Il Senatùr entrò in parlamento nel 1987

L’esame delle urne arriva con le elezioni politiche del 1987. La Lega Lombarda si presenta in coalizione con la Liga Veneta e la Lega Piemont. Bossi è l’unico a entrare in parlamento: per i suoi sostenitori diventa il Senatùr. Nel pratone di Pontida, dove ancora campeggia la scritta “Padroni a casa nostra”, prendono il via i raduni. E nel ’91 arriva la prima svolta. Al congresso di Pieve Emanuele, la dicitura diventa Lega Lombarda-Lega Nord. Più avanti si invertirà l’ordine: Lega Nord-Padania. Nel ’94, con un folto gruppo di parlamentari, Bossi sostiene il primo governo Berlusconi.

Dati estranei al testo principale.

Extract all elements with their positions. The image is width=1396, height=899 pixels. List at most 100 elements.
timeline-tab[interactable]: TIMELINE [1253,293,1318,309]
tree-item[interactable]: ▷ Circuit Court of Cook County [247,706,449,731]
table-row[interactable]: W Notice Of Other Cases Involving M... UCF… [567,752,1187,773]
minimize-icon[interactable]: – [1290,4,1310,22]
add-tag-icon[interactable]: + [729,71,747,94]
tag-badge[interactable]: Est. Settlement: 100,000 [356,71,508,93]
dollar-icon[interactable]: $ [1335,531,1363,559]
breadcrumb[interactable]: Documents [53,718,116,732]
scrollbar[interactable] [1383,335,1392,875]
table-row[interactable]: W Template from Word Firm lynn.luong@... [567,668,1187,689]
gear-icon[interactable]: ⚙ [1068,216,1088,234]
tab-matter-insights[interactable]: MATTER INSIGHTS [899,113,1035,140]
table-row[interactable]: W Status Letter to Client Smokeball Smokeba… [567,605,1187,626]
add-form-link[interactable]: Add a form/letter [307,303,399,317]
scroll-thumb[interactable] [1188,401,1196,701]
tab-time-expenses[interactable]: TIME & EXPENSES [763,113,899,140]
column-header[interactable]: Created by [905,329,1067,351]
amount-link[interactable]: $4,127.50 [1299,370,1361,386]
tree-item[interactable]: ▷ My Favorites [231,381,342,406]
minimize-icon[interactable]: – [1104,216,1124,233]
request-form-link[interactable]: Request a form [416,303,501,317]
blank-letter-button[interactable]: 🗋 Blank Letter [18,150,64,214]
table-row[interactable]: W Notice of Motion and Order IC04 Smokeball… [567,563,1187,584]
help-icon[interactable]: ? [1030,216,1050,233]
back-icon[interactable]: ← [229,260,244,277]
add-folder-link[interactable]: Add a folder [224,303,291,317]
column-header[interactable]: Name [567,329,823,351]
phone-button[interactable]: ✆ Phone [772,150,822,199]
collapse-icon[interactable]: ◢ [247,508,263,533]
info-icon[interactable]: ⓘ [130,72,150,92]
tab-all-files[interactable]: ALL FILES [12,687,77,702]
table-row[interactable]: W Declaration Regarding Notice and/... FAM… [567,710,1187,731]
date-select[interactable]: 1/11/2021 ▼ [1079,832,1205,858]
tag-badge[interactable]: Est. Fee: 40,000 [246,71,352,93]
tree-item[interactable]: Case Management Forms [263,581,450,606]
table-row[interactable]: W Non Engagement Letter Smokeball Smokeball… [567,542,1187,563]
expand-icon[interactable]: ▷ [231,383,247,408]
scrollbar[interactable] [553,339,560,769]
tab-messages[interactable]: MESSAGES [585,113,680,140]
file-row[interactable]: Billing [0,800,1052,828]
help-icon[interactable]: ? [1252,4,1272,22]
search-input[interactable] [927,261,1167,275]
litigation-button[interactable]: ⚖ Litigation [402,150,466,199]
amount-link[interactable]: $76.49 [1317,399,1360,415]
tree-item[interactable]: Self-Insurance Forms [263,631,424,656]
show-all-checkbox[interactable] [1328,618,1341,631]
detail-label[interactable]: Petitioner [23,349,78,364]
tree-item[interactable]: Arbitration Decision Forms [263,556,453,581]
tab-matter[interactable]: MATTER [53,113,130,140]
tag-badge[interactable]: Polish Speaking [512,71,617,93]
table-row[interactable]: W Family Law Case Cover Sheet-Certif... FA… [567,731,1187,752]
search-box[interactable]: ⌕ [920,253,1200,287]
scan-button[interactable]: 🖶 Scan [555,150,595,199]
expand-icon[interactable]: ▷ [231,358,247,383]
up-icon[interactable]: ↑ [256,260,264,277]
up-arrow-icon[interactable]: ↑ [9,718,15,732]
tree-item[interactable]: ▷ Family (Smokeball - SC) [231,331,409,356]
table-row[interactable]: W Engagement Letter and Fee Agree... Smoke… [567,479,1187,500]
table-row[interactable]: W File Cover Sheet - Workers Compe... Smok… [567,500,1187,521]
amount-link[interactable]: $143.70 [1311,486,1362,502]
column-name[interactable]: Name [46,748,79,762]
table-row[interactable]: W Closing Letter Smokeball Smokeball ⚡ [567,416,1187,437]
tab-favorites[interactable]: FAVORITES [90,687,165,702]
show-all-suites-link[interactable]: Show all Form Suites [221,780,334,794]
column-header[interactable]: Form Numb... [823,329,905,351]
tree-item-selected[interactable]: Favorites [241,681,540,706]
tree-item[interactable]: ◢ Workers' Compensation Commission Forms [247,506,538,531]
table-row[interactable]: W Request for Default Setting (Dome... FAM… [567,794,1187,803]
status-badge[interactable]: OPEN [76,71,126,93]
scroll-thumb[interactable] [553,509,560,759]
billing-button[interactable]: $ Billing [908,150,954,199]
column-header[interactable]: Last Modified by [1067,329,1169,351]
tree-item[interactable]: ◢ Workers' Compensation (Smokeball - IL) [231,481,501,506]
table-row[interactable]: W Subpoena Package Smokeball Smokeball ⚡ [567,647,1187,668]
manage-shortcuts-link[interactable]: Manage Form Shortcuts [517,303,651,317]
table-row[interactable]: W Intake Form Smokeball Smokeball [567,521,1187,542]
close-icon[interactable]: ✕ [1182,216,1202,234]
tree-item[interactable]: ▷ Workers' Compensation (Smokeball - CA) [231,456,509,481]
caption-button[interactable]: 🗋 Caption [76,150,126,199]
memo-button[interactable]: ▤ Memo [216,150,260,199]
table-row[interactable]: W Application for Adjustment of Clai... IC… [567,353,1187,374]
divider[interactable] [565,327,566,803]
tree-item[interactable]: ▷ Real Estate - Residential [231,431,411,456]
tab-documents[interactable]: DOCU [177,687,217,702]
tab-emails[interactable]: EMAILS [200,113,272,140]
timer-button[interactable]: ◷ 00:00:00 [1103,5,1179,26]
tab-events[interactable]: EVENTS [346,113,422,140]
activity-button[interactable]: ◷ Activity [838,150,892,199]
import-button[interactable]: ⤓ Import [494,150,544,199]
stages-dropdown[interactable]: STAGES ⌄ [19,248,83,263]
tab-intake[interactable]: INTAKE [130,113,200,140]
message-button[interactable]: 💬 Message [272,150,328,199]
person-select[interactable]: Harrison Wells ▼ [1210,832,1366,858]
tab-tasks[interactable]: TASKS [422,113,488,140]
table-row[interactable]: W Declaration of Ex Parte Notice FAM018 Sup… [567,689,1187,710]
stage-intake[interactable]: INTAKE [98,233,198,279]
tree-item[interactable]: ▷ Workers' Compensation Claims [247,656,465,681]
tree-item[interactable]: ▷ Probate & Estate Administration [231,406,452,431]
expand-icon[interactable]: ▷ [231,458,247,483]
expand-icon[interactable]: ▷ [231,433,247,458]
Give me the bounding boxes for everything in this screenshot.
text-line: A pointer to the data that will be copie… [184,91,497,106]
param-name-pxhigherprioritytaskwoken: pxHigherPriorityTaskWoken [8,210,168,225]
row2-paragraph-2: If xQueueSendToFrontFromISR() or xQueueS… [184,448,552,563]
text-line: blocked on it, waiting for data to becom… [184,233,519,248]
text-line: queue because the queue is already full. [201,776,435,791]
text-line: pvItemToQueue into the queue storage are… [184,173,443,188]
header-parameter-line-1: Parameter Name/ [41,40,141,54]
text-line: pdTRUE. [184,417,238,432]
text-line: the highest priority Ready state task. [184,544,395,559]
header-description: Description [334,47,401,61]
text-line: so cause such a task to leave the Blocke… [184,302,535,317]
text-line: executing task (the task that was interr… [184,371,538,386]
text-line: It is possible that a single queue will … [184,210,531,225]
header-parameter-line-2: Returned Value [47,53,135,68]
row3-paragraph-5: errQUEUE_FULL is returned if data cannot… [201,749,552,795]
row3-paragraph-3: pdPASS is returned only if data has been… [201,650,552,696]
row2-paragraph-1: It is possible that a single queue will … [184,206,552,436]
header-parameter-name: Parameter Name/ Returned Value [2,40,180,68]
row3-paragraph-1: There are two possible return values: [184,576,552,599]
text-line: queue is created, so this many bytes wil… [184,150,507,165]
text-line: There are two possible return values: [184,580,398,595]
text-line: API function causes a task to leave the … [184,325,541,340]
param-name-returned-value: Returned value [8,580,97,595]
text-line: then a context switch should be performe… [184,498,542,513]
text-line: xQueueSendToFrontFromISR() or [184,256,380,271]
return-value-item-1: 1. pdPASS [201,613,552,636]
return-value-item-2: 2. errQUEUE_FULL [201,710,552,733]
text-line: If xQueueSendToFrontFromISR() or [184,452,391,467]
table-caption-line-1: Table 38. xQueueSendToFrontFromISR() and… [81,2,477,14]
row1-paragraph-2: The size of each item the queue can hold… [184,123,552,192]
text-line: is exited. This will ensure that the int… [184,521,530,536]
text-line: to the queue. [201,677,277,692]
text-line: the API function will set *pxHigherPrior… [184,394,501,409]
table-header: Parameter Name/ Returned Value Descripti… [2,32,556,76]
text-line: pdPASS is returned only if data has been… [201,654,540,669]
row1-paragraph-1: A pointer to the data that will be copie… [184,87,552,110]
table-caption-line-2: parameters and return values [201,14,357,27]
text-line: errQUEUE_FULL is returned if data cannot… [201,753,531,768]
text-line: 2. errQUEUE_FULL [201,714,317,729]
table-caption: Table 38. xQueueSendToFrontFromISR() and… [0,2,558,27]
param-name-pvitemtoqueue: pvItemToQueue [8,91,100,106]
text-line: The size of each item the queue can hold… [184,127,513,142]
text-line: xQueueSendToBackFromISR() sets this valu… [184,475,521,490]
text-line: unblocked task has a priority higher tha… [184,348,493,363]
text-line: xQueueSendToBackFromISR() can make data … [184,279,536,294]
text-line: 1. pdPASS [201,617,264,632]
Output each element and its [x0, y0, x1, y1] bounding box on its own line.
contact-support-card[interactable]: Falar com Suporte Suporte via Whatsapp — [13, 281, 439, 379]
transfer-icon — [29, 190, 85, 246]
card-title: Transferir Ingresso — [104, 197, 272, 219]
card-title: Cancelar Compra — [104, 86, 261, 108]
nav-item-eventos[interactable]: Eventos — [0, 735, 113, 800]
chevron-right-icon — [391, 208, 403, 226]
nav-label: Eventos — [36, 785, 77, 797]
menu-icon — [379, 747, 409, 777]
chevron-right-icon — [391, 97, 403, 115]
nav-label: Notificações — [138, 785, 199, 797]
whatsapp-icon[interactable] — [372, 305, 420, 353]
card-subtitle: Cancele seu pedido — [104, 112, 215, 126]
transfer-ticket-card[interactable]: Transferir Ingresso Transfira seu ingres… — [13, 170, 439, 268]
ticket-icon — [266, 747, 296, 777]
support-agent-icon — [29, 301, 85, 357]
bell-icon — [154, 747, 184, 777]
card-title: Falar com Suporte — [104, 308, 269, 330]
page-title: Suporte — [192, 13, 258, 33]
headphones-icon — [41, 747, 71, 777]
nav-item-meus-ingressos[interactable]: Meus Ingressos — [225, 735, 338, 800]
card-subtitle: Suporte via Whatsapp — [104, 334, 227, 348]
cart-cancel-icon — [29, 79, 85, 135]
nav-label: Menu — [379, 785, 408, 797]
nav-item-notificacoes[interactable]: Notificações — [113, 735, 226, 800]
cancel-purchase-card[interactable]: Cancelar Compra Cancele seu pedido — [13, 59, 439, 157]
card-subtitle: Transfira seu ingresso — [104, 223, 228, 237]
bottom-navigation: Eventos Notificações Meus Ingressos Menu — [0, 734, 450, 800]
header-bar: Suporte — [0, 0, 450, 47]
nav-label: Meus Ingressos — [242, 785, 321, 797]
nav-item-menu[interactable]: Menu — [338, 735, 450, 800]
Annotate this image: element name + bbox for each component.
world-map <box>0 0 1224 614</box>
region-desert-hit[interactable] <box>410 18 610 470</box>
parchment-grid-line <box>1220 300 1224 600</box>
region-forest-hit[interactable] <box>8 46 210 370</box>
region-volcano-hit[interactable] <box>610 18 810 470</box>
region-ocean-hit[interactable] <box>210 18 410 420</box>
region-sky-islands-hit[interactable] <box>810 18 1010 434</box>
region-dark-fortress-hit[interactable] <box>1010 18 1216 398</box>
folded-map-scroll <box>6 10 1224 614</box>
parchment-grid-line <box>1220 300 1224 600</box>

Salvo poi farlo cadere. “Attenti a Berluskaiser”, va allertando il Senatùr. Poi sbarca in Sardegna in canottiera: “noi siamo gente del popolo”. Si inaugura una lunga stagione di litigi e alleanze con il Cavaliere, in cui si alternano scontri frontali e governi di coalizione. Quindi la malattia del leader, la crisi della Lega Nord e la segreteria di Roberto Maroni.

Bossi e Salvini non si parlano

Oggi, che con la leadership di Matteo Salvini il partito ha cambiato pelle e ha perso il “Nord” dal titolo, tutti si chiedono come festeggerà il fondatore. Alcuni militanti storici andranno a trovarlo a Gemonio. Ma niente torte o candeline, Bossi detesta le feste. L’evento ufficiale è fissato dalla Lega nazionale e ora “autonomista” per domenica 14 in piazza a Varese. Salvini ci sarà, Bossi chissà. Tra due leader, il vecchio e il giovane, le cose non vanno tanto bene. All’anziano leader non piace per niente la piega che ha preso la Lega di Matteo Salvini. “La riga dovrebbe tornare ad essere autonomista e federalista altro che nazional popolare” spiega oggi chi conosce bene il fondatore. “Tanto più che il progetto di Salvini, quello di fare una Lega nazionale è già fallito”, aggiunge. Eh già, chissà se Bossi domenica andrà a salutare Salvini. O forse attenderà il risultato delle elezioni europee per tornare a dare nuova linfa e nuovi consigli al partito. Oggi in crisi d’identità come non mai.